Here is a website that has information on this subject: Respect For Human Life. I was directed to it by the author of the American Thinker article, who co-authored a book on the subject. Organ harvesters have sometimes made it impossible for coroners to determine a cause of death (meaning that crimes may go undetected/unpunished.) Here's an article on the L.A. Times website stating that in some states the law gives the private harvesting companies the authority to force government coroners to delay autopsies until the private companies have harvested the body parts, rendering autopsies impossible to do. The worse part is that the industry makes tons of money harvesting skin, bone, fat, ligaments and other tissues for biotech companies and the cosmetics industry...these are not life-saving "My mommy needs a lung" situations.

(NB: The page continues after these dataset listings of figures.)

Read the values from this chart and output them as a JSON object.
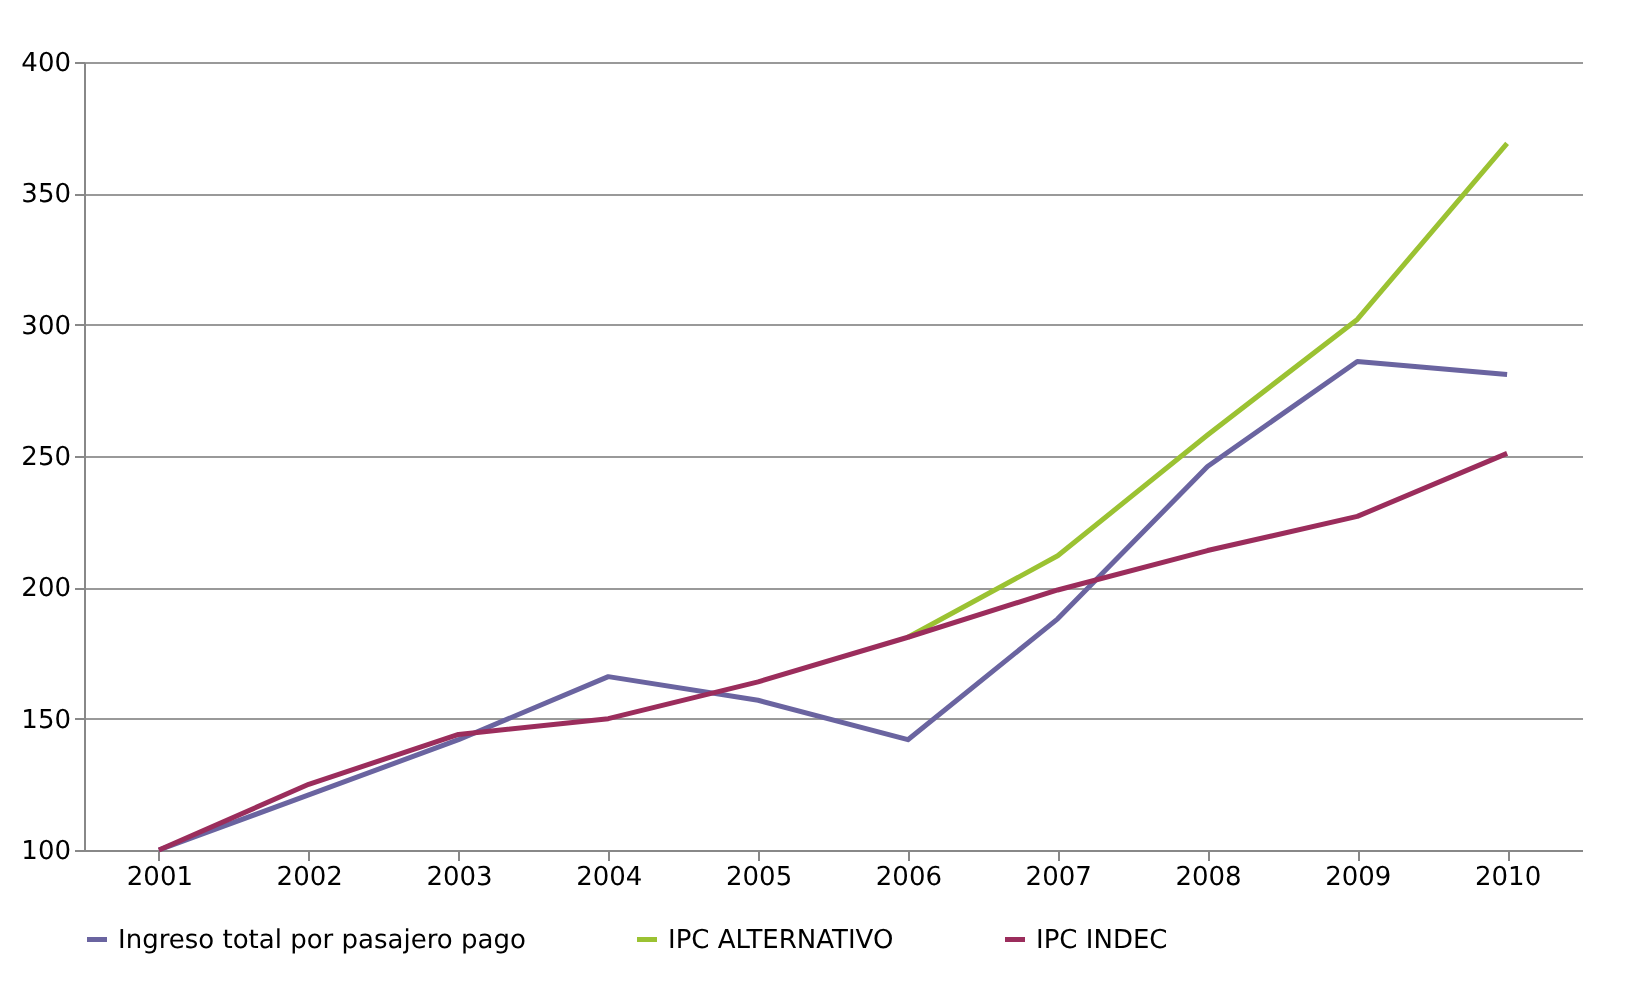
{
  "chart_data": {
    "type": "line",
    "categories": [
      "2001",
      "2002",
      "2003",
      "2004",
      "2005",
      "2006",
      "2007",
      "2008",
      "2009",
      "2010"
    ],
    "series": [
      {
        "name": "Ingreso total por pasajero pago",
        "color": "#6a64a0",
        "values": [
          100,
          121,
          142,
          166,
          157,
          142,
          188,
          246,
          286,
          281
        ]
      },
      {
        "name": "IPC ALTERNATIVO",
        "color": "#9bc232",
        "values": [
          null,
          null,
          null,
          null,
          null,
          181,
          212,
          258,
          302,
          369
        ]
      },
      {
        "name": "IPC INDEC",
        "color": "#9b2d5c",
        "values": [
          100,
          125,
          144,
          150,
          164,
          181,
          199,
          214,
          227,
          251
        ]
      }
    ],
    "ylim": [
      100,
      400
    ],
    "yticks": [
      100,
      150,
      200,
      250,
      300,
      350,
      400
    ],
    "grid": "y",
    "legend": "bottom",
    "marker": "none",
    "line_style": "solid"
  }
}
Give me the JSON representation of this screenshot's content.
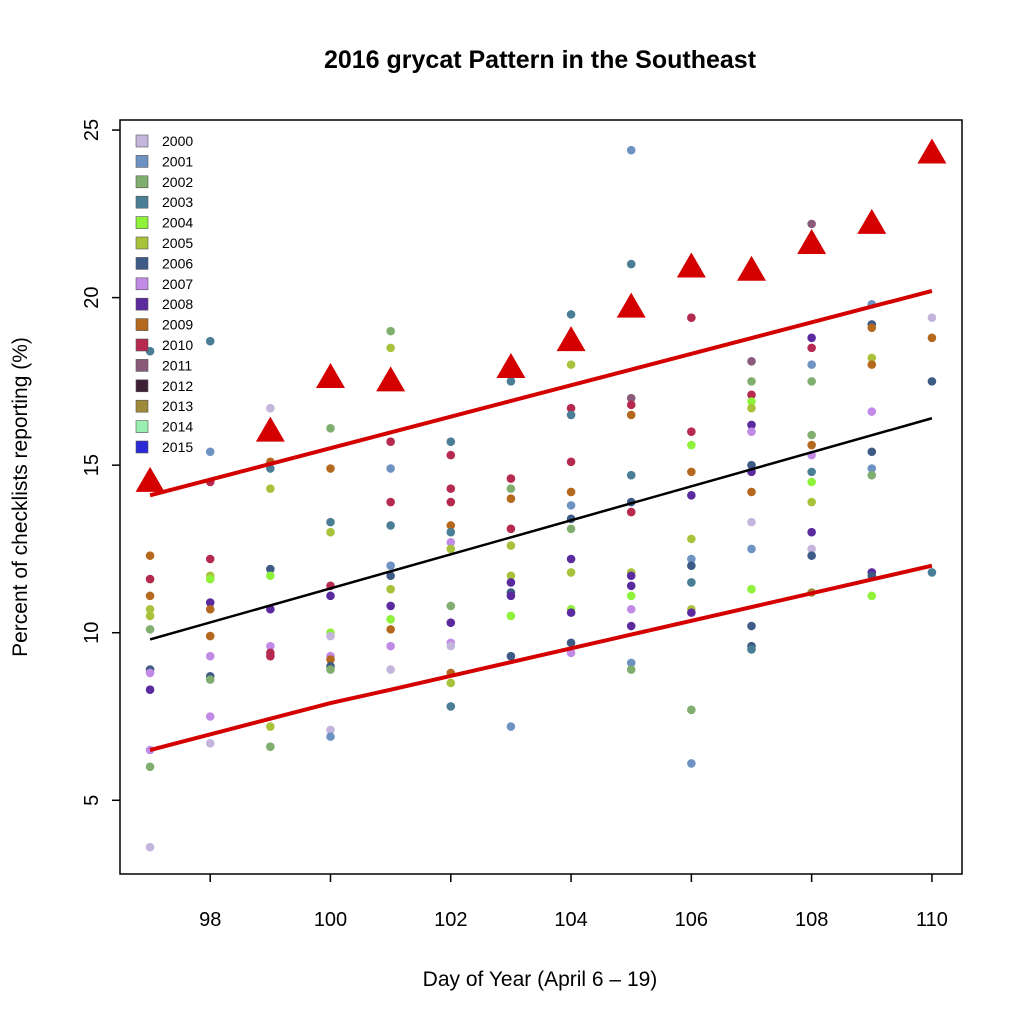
{
  "chart_data": {
    "type": "scatter",
    "title": "2016 grycat Pattern in the Southeast",
    "xlabel": "Day of Year (April 6 – 19)",
    "ylabel": "Percent of checklists reporting (%)",
    "xlim": [
      96.5,
      110.5
    ],
    "ylim": [
      2.8,
      25.3
    ],
    "x_ticks": [
      98,
      100,
      102,
      104,
      106,
      108,
      110
    ],
    "y_ticks": [
      5,
      10,
      15,
      20,
      25
    ],
    "grid": false,
    "legend_position": "top-left",
    "legend": [
      {
        "label": "2000",
        "color": "#c3b5dc"
      },
      {
        "label": "2001",
        "color": "#6e93c2"
      },
      {
        "label": "2002",
        "color": "#7fae6e"
      },
      {
        "label": "2003",
        "color": "#4a7d96"
      },
      {
        "label": "2004",
        "color": "#8ef13a"
      },
      {
        "label": "2005",
        "color": "#a9c23b"
      },
      {
        "label": "2006",
        "color": "#3e5a86"
      },
      {
        "label": "2007",
        "color": "#c08ae6"
      },
      {
        "label": "2008",
        "color": "#5a2a9e"
      },
      {
        "label": "2009",
        "color": "#b5691f"
      },
      {
        "label": "2010",
        "color": "#b52a4e"
      },
      {
        "label": "2011",
        "color": "#8a5a7a"
      },
      {
        "label": "2012",
        "color": "#3f1f36"
      },
      {
        "label": "2013",
        "color": "#a08a3a"
      },
      {
        "label": "2014",
        "color": "#98f0b0"
      },
      {
        "label": "2015",
        "color": "#2a2ad8"
      }
    ],
    "points": [
      {
        "x": 97,
        "y": 18.4,
        "c": "#4a7d96"
      },
      {
        "x": 97,
        "y": 12.3,
        "c": "#b5691f"
      },
      {
        "x": 97,
        "y": 11.6,
        "c": "#b52a4e"
      },
      {
        "x": 97,
        "y": 11.1,
        "c": "#b5691f"
      },
      {
        "x": 97,
        "y": 10.7,
        "c": "#a9c23b"
      },
      {
        "x": 97,
        "y": 10.5,
        "c": "#a9c23b"
      },
      {
        "x": 97,
        "y": 10.1,
        "c": "#7fae6e"
      },
      {
        "x": 97,
        "y": 8.9,
        "c": "#3e5a86"
      },
      {
        "x": 97,
        "y": 8.8,
        "c": "#c08ae6"
      },
      {
        "x": 97,
        "y": 8.3,
        "c": "#5a2a9e"
      },
      {
        "x": 97,
        "y": 6.5,
        "c": "#c08ae6"
      },
      {
        "x": 97,
        "y": 6.0,
        "c": "#7fae6e"
      },
      {
        "x": 97,
        "y": 3.6,
        "c": "#c3b5dc"
      },
      {
        "x": 98,
        "y": 18.7,
        "c": "#4a7d96"
      },
      {
        "x": 98,
        "y": 15.4,
        "c": "#6e93c2"
      },
      {
        "x": 98,
        "y": 14.5,
        "c": "#b52a4e"
      },
      {
        "x": 98,
        "y": 12.2,
        "c": "#b52a4e"
      },
      {
        "x": 98,
        "y": 11.7,
        "c": "#a9c23b"
      },
      {
        "x": 98,
        "y": 11.6,
        "c": "#8ef13a"
      },
      {
        "x": 98,
        "y": 10.9,
        "c": "#5a2a9e"
      },
      {
        "x": 98,
        "y": 10.7,
        "c": "#b5691f"
      },
      {
        "x": 98,
        "y": 9.9,
        "c": "#b5691f"
      },
      {
        "x": 98,
        "y": 9.3,
        "c": "#c08ae6"
      },
      {
        "x": 98,
        "y": 8.7,
        "c": "#3e5a86"
      },
      {
        "x": 98,
        "y": 8.6,
        "c": "#7fae6e"
      },
      {
        "x": 98,
        "y": 7.5,
        "c": "#c08ae6"
      },
      {
        "x": 98,
        "y": 6.7,
        "c": "#c3b5dc"
      },
      {
        "x": 99,
        "y": 16.7,
        "c": "#c3b5dc"
      },
      {
        "x": 99,
        "y": 15.1,
        "c": "#b5691f"
      },
      {
        "x": 99,
        "y": 14.9,
        "c": "#4a7d96"
      },
      {
        "x": 99,
        "y": 14.3,
        "c": "#a9c23b"
      },
      {
        "x": 99,
        "y": 11.9,
        "c": "#3e5a86"
      },
      {
        "x": 99,
        "y": 11.7,
        "c": "#8ef13a"
      },
      {
        "x": 99,
        "y": 10.7,
        "c": "#5a2a9e"
      },
      {
        "x": 99,
        "y": 9.6,
        "c": "#c08ae6"
      },
      {
        "x": 99,
        "y": 9.4,
        "c": "#b52a4e"
      },
      {
        "x": 99,
        "y": 9.3,
        "c": "#b52a4e"
      },
      {
        "x": 99,
        "y": 7.2,
        "c": "#a9c23b"
      },
      {
        "x": 99,
        "y": 6.6,
        "c": "#7fae6e"
      },
      {
        "x": 100,
        "y": 16.1,
        "c": "#7fae6e"
      },
      {
        "x": 100,
        "y": 14.9,
        "c": "#b5691f"
      },
      {
        "x": 100,
        "y": 13.3,
        "c": "#4a7d96"
      },
      {
        "x": 100,
        "y": 13.0,
        "c": "#a9c23b"
      },
      {
        "x": 100,
        "y": 11.4,
        "c": "#b52a4e"
      },
      {
        "x": 100,
        "y": 11.1,
        "c": "#5a2a9e"
      },
      {
        "x": 100,
        "y": 10.0,
        "c": "#8ef13a"
      },
      {
        "x": 100,
        "y": 9.9,
        "c": "#c3b5dc"
      },
      {
        "x": 100,
        "y": 9.3,
        "c": "#c08ae6"
      },
      {
        "x": 100,
        "y": 9.2,
        "c": "#b5691f"
      },
      {
        "x": 100,
        "y": 9.0,
        "c": "#3e5a86"
      },
      {
        "x": 100,
        "y": 8.9,
        "c": "#7fae6e"
      },
      {
        "x": 100,
        "y": 7.1,
        "c": "#c3b5dc"
      },
      {
        "x": 100,
        "y": 6.9,
        "c": "#6e93c2"
      },
      {
        "x": 101,
        "y": 19.0,
        "c": "#7fae6e"
      },
      {
        "x": 101,
        "y": 18.5,
        "c": "#a9c23b"
      },
      {
        "x": 101,
        "y": 15.7,
        "c": "#b52a4e"
      },
      {
        "x": 101,
        "y": 14.9,
        "c": "#6e93c2"
      },
      {
        "x": 101,
        "y": 13.9,
        "c": "#b52a4e"
      },
      {
        "x": 101,
        "y": 13.2,
        "c": "#4a7d96"
      },
      {
        "x": 101,
        "y": 12.0,
        "c": "#6e93c2"
      },
      {
        "x": 101,
        "y": 11.7,
        "c": "#3e5a86"
      },
      {
        "x": 101,
        "y": 11.3,
        "c": "#a9c23b"
      },
      {
        "x": 101,
        "y": 10.8,
        "c": "#5a2a9e"
      },
      {
        "x": 101,
        "y": 10.4,
        "c": "#8ef13a"
      },
      {
        "x": 101,
        "y": 10.1,
        "c": "#b5691f"
      },
      {
        "x": 101,
        "y": 9.6,
        "c": "#c08ae6"
      },
      {
        "x": 101,
        "y": 8.9,
        "c": "#c3b5dc"
      },
      {
        "x": 102,
        "y": 15.7,
        "c": "#4a7d96"
      },
      {
        "x": 102,
        "y": 15.3,
        "c": "#b52a4e"
      },
      {
        "x": 102,
        "y": 14.3,
        "c": "#b52a4e"
      },
      {
        "x": 102,
        "y": 13.9,
        "c": "#b52a4e"
      },
      {
        "x": 102,
        "y": 13.2,
        "c": "#b5691f"
      },
      {
        "x": 102,
        "y": 13.0,
        "c": "#4a7d96"
      },
      {
        "x": 102,
        "y": 12.7,
        "c": "#c08ae6"
      },
      {
        "x": 102,
        "y": 12.5,
        "c": "#a9c23b"
      },
      {
        "x": 102,
        "y": 10.8,
        "c": "#7fae6e"
      },
      {
        "x": 102,
        "y": 10.3,
        "c": "#5a2a9e"
      },
      {
        "x": 102,
        "y": 9.7,
        "c": "#c08ae6"
      },
      {
        "x": 102,
        "y": 9.6,
        "c": "#c3b5dc"
      },
      {
        "x": 102,
        "y": 8.8,
        "c": "#b5691f"
      },
      {
        "x": 102,
        "y": 8.5,
        "c": "#a9c23b"
      },
      {
        "x": 102,
        "y": 7.8,
        "c": "#4a7d96"
      },
      {
        "x": 103,
        "y": 17.5,
        "c": "#4a7d96"
      },
      {
        "x": 103,
        "y": 14.6,
        "c": "#b52a4e"
      },
      {
        "x": 103,
        "y": 14.3,
        "c": "#7fae6e"
      },
      {
        "x": 103,
        "y": 14.0,
        "c": "#b5691f"
      },
      {
        "x": 103,
        "y": 13.1,
        "c": "#b52a4e"
      },
      {
        "x": 103,
        "y": 12.6,
        "c": "#a9c23b"
      },
      {
        "x": 103,
        "y": 11.7,
        "c": "#a9c23b"
      },
      {
        "x": 103,
        "y": 11.5,
        "c": "#5a2a9e"
      },
      {
        "x": 103,
        "y": 11.2,
        "c": "#3e5a86"
      },
      {
        "x": 103,
        "y": 11.1,
        "c": "#5a2a9e"
      },
      {
        "x": 103,
        "y": 10.5,
        "c": "#8ef13a"
      },
      {
        "x": 103,
        "y": 9.3,
        "c": "#3e5a86"
      },
      {
        "x": 103,
        "y": 7.2,
        "c": "#6e93c2"
      },
      {
        "x": 104,
        "y": 19.5,
        "c": "#4a7d96"
      },
      {
        "x": 104,
        "y": 18.0,
        "c": "#a9c23b"
      },
      {
        "x": 104,
        "y": 16.7,
        "c": "#b52a4e"
      },
      {
        "x": 104,
        "y": 16.5,
        "c": "#4a7d96"
      },
      {
        "x": 104,
        "y": 15.1,
        "c": "#b52a4e"
      },
      {
        "x": 104,
        "y": 14.2,
        "c": "#b5691f"
      },
      {
        "x": 104,
        "y": 13.8,
        "c": "#6e93c2"
      },
      {
        "x": 104,
        "y": 13.4,
        "c": "#3e5a86"
      },
      {
        "x": 104,
        "y": 13.1,
        "c": "#7fae6e"
      },
      {
        "x": 104,
        "y": 12.2,
        "c": "#5a2a9e"
      },
      {
        "x": 104,
        "y": 11.8,
        "c": "#a9c23b"
      },
      {
        "x": 104,
        "y": 10.7,
        "c": "#8ef13a"
      },
      {
        "x": 104,
        "y": 10.6,
        "c": "#5a2a9e"
      },
      {
        "x": 104,
        "y": 9.7,
        "c": "#3e5a86"
      },
      {
        "x": 104,
        "y": 9.4,
        "c": "#c08ae6"
      },
      {
        "x": 105,
        "y": 24.4,
        "c": "#6e93c2"
      },
      {
        "x": 105,
        "y": 21.0,
        "c": "#4a7d96"
      },
      {
        "x": 105,
        "y": 17.0,
        "c": "#8a5a7a"
      },
      {
        "x": 105,
        "y": 16.8,
        "c": "#b52a4e"
      },
      {
        "x": 105,
        "y": 16.5,
        "c": "#b5691f"
      },
      {
        "x": 105,
        "y": 14.7,
        "c": "#4a7d96"
      },
      {
        "x": 105,
        "y": 13.9,
        "c": "#3e5a86"
      },
      {
        "x": 105,
        "y": 13.6,
        "c": "#b52a4e"
      },
      {
        "x": 105,
        "y": 11.8,
        "c": "#a9c23b"
      },
      {
        "x": 105,
        "y": 11.7,
        "c": "#5a2a9e"
      },
      {
        "x": 105,
        "y": 11.4,
        "c": "#5a2a9e"
      },
      {
        "x": 105,
        "y": 11.1,
        "c": "#8ef13a"
      },
      {
        "x": 105,
        "y": 10.7,
        "c": "#c08ae6"
      },
      {
        "x": 105,
        "y": 10.2,
        "c": "#5a2a9e"
      },
      {
        "x": 105,
        "y": 9.1,
        "c": "#6e93c2"
      },
      {
        "x": 105,
        "y": 8.9,
        "c": "#7fae6e"
      },
      {
        "x": 106,
        "y": 19.4,
        "c": "#b52a4e"
      },
      {
        "x": 106,
        "y": 16.0,
        "c": "#b52a4e"
      },
      {
        "x": 106,
        "y": 15.6,
        "c": "#8ef13a"
      },
      {
        "x": 106,
        "y": 14.8,
        "c": "#b5691f"
      },
      {
        "x": 106,
        "y": 14.1,
        "c": "#5a2a9e"
      },
      {
        "x": 106,
        "y": 12.8,
        "c": "#a9c23b"
      },
      {
        "x": 106,
        "y": 12.2,
        "c": "#6e93c2"
      },
      {
        "x": 106,
        "y": 12.0,
        "c": "#3e5a86"
      },
      {
        "x": 106,
        "y": 11.5,
        "c": "#4a7d96"
      },
      {
        "x": 106,
        "y": 10.7,
        "c": "#a9c23b"
      },
      {
        "x": 106,
        "y": 10.6,
        "c": "#5a2a9e"
      },
      {
        "x": 106,
        "y": 7.7,
        "c": "#7fae6e"
      },
      {
        "x": 106,
        "y": 6.1,
        "c": "#6e93c2"
      },
      {
        "x": 107,
        "y": 18.1,
        "c": "#8a5a7a"
      },
      {
        "x": 107,
        "y": 17.5,
        "c": "#7fae6e"
      },
      {
        "x": 107,
        "y": 17.1,
        "c": "#b52a4e"
      },
      {
        "x": 107,
        "y": 16.9,
        "c": "#8ef13a"
      },
      {
        "x": 107,
        "y": 16.7,
        "c": "#a9c23b"
      },
      {
        "x": 107,
        "y": 16.2,
        "c": "#5a2a9e"
      },
      {
        "x": 107,
        "y": 16.0,
        "c": "#c08ae6"
      },
      {
        "x": 107,
        "y": 15.0,
        "c": "#3e5a86"
      },
      {
        "x": 107,
        "y": 14.8,
        "c": "#5a2a9e"
      },
      {
        "x": 107,
        "y": 14.2,
        "c": "#b5691f"
      },
      {
        "x": 107,
        "y": 13.3,
        "c": "#c3b5dc"
      },
      {
        "x": 107,
        "y": 12.5,
        "c": "#6e93c2"
      },
      {
        "x": 107,
        "y": 11.3,
        "c": "#8ef13a"
      },
      {
        "x": 107,
        "y": 10.2,
        "c": "#3e5a86"
      },
      {
        "x": 107,
        "y": 9.6,
        "c": "#3e5a86"
      },
      {
        "x": 107,
        "y": 9.5,
        "c": "#4a7d96"
      },
      {
        "x": 108,
        "y": 22.2,
        "c": "#8a5a7a"
      },
      {
        "x": 108,
        "y": 18.8,
        "c": "#5a2a9e"
      },
      {
        "x": 108,
        "y": 18.5,
        "c": "#b52a4e"
      },
      {
        "x": 108,
        "y": 18.0,
        "c": "#6e93c2"
      },
      {
        "x": 108,
        "y": 17.5,
        "c": "#7fae6e"
      },
      {
        "x": 108,
        "y": 15.9,
        "c": "#7fae6e"
      },
      {
        "x": 108,
        "y": 15.6,
        "c": "#b5691f"
      },
      {
        "x": 108,
        "y": 15.3,
        "c": "#c08ae6"
      },
      {
        "x": 108,
        "y": 14.8,
        "c": "#4a7d96"
      },
      {
        "x": 108,
        "y": 14.5,
        "c": "#8ef13a"
      },
      {
        "x": 108,
        "y": 13.9,
        "c": "#a9c23b"
      },
      {
        "x": 108,
        "y": 13.0,
        "c": "#5a2a9e"
      },
      {
        "x": 108,
        "y": 12.5,
        "c": "#c3b5dc"
      },
      {
        "x": 108,
        "y": 12.3,
        "c": "#3e5a86"
      },
      {
        "x": 108,
        "y": 11.2,
        "c": "#a08a3a"
      },
      {
        "x": 109,
        "y": 19.8,
        "c": "#6e93c2"
      },
      {
        "x": 109,
        "y": 19.2,
        "c": "#3e5a86"
      },
      {
        "x": 109,
        "y": 19.1,
        "c": "#b5691f"
      },
      {
        "x": 109,
        "y": 18.2,
        "c": "#a9c23b"
      },
      {
        "x": 109,
        "y": 18.0,
        "c": "#b5691f"
      },
      {
        "x": 109,
        "y": 16.6,
        "c": "#c08ae6"
      },
      {
        "x": 109,
        "y": 15.4,
        "c": "#3e5a86"
      },
      {
        "x": 109,
        "y": 14.9,
        "c": "#6e93c2"
      },
      {
        "x": 109,
        "y": 14.7,
        "c": "#7fae6e"
      },
      {
        "x": 109,
        "y": 11.8,
        "c": "#5a2a9e"
      },
      {
        "x": 109,
        "y": 11.7,
        "c": "#3e5a86"
      },
      {
        "x": 109,
        "y": 11.1,
        "c": "#8ef13a"
      },
      {
        "x": 110,
        "y": 19.4,
        "c": "#c3b5dc"
      },
      {
        "x": 110,
        "y": 18.8,
        "c": "#b5691f"
      },
      {
        "x": 110,
        "y": 17.5,
        "c": "#3e5a86"
      },
      {
        "x": 110,
        "y": 11.8,
        "c": "#4a7d96"
      }
    ],
    "series_2016": {
      "color": "#d40000",
      "marker": "triangle",
      "x": [
        97,
        99,
        100,
        101,
        103,
        104,
        105,
        106,
        107,
        108,
        109,
        110
      ],
      "y": [
        14.5,
        16.0,
        17.6,
        17.5,
        17.9,
        18.7,
        19.7,
        20.9,
        20.8,
        21.6,
        22.2,
        24.3
      ]
    },
    "trend_lines": [
      {
        "role": "mean",
        "color": "#000000",
        "x": [
          97,
          110
        ],
        "y": [
          9.8,
          16.4
        ]
      },
      {
        "role": "upper",
        "color": "#d40000",
        "x": [
          97,
          110
        ],
        "y": [
          14.1,
          20.2
        ]
      },
      {
        "role": "lower",
        "color": "#d40000",
        "x": [
          97,
          100,
          101,
          110
        ],
        "y": [
          6.5,
          7.9,
          8.3,
          12.0
        ]
      }
    ]
  }
}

I did not mention that the vultures sometimes talked to the patients telling them to "hurry up and die". I never saw any deliberate manipulating of the patient to make the process go faster, but that was years ago and things may have changed. It is all a part of the Culture of Death that seems to have taken over the world. Assisted suicide, "death panels" for denial of medical services, and you almost reelected an incumbent governor who advocated for letting a newborn die if the mother and the doctors don't want it to live, not to mention abortion up to the moment that a child leaves the birth canal.
I do know that the dignity that we'd like to think comes along with organ donation is generally missing.
Always a few ghouls hanging out in medicine. I had a mortician man and wife team that lived behind me. What a weirdo he was. They finally moved into a new house in Lafayette but still own the lot behind me. Only in America could politicians figure out how to make a buck on our deaths. Most people don't understand that these large city cemeteries are stacking bodies on the same soil. I choose cremation and figure I might still need something even in the afterlife. My parts are pretty worn out thank heaven. I won't have to worry about some stranger selling my parts. If they could see what passed before my eyes then they wouldn't want them.
US medicine was based on stolen bodies. Grave robbing in support of medical science has a long tradition here, although I'm sure the United States isn't alone in that.
You gotta wonder if we (I) might respect that a little more because we can imagine/pretend there was some higher-level intellectual curiosity or To Serve Man intent, rather than just harvesting our dead bodies for dollars.